Simplicity in life is key, so I have discovered. Lately I have felt surges of anxiety because I still really haven’t found my groove post-baby yet. There is too much chaos. I still try to fit each of my passions into a little box. For some reason each has to be separate from the other and have its own dedicated time-slot or I feel like I have failed in some way. No wonder I feel exasperated. I have too many damn hobbies. After my last post, I really set out to determine the root cause of my stress and figure out what it is that makes me happy in my life and career. Today I had an epiphany, and then it all made perfect sense. After years and years and then several days expending major energy on discovery I think I may have started to determine what direction I must take to find me and my purpose. Simplicity. This blog will help me organize my thoughts instead of just being another hobby focusing on one thing I enjoy doing.
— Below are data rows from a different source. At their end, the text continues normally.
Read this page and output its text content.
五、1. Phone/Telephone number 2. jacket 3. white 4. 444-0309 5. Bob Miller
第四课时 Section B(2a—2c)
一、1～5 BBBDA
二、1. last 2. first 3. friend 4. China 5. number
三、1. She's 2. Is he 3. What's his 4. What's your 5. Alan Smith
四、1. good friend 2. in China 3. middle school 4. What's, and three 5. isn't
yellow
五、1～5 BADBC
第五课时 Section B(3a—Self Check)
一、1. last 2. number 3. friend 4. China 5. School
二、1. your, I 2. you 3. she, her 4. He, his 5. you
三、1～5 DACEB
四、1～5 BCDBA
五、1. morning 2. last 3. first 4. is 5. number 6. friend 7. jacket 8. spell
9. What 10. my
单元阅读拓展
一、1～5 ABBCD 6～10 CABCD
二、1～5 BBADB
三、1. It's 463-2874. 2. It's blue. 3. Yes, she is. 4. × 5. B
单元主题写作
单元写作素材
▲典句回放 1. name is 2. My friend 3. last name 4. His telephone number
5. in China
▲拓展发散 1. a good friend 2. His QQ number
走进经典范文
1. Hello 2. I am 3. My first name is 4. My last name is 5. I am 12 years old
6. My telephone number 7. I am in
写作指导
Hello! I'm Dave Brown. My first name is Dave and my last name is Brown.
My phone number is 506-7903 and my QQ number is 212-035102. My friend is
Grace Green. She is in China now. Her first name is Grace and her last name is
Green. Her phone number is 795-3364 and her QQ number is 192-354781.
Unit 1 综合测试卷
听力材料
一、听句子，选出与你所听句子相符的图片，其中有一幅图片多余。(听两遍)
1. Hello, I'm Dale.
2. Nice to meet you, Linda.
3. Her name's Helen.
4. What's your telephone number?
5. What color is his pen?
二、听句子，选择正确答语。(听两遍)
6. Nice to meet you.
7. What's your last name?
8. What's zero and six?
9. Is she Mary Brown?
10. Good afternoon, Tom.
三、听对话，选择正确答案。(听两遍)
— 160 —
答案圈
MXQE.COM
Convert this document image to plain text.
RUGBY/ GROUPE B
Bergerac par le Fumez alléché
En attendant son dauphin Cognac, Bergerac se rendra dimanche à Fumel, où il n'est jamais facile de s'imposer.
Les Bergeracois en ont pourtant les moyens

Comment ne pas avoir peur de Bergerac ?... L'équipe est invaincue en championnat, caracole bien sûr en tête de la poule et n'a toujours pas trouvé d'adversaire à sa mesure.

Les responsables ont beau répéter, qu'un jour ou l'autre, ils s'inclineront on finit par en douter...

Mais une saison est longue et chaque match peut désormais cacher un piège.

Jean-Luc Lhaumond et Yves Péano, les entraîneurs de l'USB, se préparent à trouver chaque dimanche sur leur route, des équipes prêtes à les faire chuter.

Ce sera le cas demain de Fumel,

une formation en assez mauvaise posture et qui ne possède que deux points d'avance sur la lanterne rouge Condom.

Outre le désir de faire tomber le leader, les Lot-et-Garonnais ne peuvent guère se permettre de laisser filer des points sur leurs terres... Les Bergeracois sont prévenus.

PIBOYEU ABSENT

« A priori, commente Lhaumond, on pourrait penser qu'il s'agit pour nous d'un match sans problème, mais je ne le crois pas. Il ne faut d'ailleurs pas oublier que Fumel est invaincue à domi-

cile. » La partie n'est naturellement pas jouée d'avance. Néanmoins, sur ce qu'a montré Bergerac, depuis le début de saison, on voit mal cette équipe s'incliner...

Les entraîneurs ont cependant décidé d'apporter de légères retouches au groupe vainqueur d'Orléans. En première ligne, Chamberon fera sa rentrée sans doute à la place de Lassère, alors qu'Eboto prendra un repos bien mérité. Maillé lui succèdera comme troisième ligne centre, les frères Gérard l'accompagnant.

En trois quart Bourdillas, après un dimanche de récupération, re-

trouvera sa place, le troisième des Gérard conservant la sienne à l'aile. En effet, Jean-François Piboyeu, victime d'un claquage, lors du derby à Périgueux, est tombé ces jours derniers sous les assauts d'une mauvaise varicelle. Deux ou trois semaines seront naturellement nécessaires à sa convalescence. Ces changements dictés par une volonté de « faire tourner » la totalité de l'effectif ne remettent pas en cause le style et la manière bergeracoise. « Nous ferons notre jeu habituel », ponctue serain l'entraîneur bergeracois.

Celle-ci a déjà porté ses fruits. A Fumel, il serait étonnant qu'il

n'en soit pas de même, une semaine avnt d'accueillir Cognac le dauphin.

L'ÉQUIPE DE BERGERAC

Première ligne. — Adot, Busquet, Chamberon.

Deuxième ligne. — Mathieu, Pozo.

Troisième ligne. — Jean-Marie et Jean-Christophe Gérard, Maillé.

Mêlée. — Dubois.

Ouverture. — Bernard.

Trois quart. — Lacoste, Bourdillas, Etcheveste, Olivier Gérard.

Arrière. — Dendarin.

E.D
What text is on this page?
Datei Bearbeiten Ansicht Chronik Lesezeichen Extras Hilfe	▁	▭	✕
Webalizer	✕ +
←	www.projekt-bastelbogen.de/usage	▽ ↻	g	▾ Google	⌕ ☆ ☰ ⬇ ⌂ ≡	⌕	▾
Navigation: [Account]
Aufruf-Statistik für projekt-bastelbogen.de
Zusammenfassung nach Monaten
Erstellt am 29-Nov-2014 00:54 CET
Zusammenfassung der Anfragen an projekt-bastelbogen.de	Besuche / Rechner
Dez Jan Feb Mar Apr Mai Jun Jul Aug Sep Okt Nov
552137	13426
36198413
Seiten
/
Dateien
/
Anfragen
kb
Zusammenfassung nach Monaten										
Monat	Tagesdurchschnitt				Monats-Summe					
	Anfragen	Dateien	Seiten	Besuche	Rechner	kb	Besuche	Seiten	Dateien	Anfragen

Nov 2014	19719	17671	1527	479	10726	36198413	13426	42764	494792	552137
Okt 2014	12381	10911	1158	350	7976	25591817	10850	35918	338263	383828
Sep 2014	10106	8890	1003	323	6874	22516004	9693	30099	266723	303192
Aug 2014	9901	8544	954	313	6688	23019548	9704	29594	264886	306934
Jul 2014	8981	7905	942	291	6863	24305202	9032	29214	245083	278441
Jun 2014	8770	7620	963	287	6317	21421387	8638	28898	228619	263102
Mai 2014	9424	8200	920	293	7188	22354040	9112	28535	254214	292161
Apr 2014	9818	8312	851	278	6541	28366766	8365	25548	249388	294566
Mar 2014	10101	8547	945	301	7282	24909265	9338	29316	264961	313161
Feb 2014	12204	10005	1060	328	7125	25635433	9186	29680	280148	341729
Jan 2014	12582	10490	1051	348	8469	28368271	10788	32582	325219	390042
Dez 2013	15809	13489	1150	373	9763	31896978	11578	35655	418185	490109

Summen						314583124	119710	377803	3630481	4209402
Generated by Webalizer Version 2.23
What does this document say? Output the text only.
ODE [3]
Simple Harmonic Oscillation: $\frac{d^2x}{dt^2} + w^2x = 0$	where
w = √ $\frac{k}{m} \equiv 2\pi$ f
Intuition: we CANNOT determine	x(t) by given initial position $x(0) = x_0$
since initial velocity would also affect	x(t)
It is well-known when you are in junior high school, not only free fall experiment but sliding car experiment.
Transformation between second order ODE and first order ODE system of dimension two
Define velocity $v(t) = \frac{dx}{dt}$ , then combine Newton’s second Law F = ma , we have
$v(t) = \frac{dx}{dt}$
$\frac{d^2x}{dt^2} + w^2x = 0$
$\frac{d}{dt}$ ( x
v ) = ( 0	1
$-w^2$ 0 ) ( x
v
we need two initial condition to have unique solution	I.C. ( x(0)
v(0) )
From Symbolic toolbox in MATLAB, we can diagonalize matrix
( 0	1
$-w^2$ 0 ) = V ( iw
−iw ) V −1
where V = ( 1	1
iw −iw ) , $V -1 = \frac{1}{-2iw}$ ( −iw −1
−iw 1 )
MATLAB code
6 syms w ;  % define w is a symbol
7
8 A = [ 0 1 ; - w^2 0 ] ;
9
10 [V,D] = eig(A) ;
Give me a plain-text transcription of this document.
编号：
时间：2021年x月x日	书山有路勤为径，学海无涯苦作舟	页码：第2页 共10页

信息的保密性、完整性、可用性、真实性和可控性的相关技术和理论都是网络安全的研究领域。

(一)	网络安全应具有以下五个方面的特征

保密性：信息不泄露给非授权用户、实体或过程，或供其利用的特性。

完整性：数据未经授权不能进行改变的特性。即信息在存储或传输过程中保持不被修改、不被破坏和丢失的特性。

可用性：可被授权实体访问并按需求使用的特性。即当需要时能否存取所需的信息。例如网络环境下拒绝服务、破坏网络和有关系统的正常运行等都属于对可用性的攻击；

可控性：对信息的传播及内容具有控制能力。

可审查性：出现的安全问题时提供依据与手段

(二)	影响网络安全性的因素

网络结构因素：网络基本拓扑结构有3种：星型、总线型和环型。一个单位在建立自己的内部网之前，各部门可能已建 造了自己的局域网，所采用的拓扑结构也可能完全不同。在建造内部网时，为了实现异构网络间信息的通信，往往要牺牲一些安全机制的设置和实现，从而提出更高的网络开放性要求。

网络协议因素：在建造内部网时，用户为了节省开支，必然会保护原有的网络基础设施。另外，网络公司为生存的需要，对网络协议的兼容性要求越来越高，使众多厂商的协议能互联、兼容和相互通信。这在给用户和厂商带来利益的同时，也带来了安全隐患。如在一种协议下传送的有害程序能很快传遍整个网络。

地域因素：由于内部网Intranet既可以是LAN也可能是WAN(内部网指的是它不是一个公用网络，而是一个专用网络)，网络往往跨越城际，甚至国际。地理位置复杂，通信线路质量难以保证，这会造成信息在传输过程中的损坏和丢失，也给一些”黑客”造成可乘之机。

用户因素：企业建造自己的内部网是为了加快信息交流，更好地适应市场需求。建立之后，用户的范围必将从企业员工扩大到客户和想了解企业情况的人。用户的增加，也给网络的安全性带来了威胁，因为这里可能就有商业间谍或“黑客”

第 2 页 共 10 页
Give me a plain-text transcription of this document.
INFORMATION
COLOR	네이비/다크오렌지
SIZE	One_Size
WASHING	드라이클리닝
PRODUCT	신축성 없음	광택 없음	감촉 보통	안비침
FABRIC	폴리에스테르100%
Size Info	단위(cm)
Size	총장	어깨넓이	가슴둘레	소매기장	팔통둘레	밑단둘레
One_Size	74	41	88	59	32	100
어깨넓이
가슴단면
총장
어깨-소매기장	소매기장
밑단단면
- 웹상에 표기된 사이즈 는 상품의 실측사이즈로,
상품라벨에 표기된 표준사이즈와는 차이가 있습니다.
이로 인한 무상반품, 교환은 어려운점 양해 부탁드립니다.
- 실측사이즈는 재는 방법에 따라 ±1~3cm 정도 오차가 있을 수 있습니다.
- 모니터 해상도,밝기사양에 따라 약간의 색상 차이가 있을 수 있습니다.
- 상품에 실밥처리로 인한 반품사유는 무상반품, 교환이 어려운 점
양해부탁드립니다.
But, after all the soul searching, I now I feel like I don’t know what I want to be when I grow up again. I started thinking about where I spend most of my time. I began dwelling on the wasted time. Simplicity involves eliminating those things that don’t add “spark” in your life. Unfortunately, I still need to make money so I can’t quit and just chase my dreams. What can I say..I am a realist. But, what I can do is discover that career that adds spark to my life. I have been unhappy, career-wise, most of my adult life. My childhood and young adult goals and ambitions did not match my reality at all. I have only myself to blame, of course. I didn’t enter an internship or network well. I didn’t jump into an entry level position in D.C or Northern VA to better utilize my BA in Political Science. Instead I worked at the bank for a number of years hoping to gather enough funds to go to expensive grad school. Hah. Then, grad school and lots of student debt later I am no better off. Here I am almost 3 years after grad school and I still have not utilized my master’s degree. Long story short, I did it wrong, I owe lots of money and I still have a job that does not satisfy my goals, passion or anything else really. I have lost myself. Instead of jumping into the next project I need to figure it out before I lose more time in chaos.
How do you find yourself when you are lost? I have done like/dislike tests, strengths finders, aptitude tests and spent hours just thinking about what I want my perfect world to look like. As it turns out, I like to learn, write, lead, create, current affairs…but I know this. For goodness sake, I wrote a damn book. Why can’t I figure out a career? It seems so simple, but it is complicated. It is complicated for someone like me who is not satisfied unless it gives me purpose. Is that what it is like for everyone? I’m not okay with just okay. I will never be okay with just okay.
What gets you out of bed? What is your calling? What do you want your legacy to be? I asked myself these questions. It really all boils down to creating a better world for my son to grow up in. Grand ambition, I know. I still don’t know what the answer to that is, but I’m just going to start somewhere. I will start here.
There will be politics and discussions about international conflict, because great thinkers are what we need to move toward a more human way of life. There will still be home improvement, because it is fun. There will be some excerpts from my book, because writing is an outlet that has saved my sanity and has done a wonderful job of helping me find myself in the past. Maybe having an outlet to visualize all of my ambitions I may be able to determine the direction in which to focus my career.
It is now time for me to take control and be the leading lady in my life again.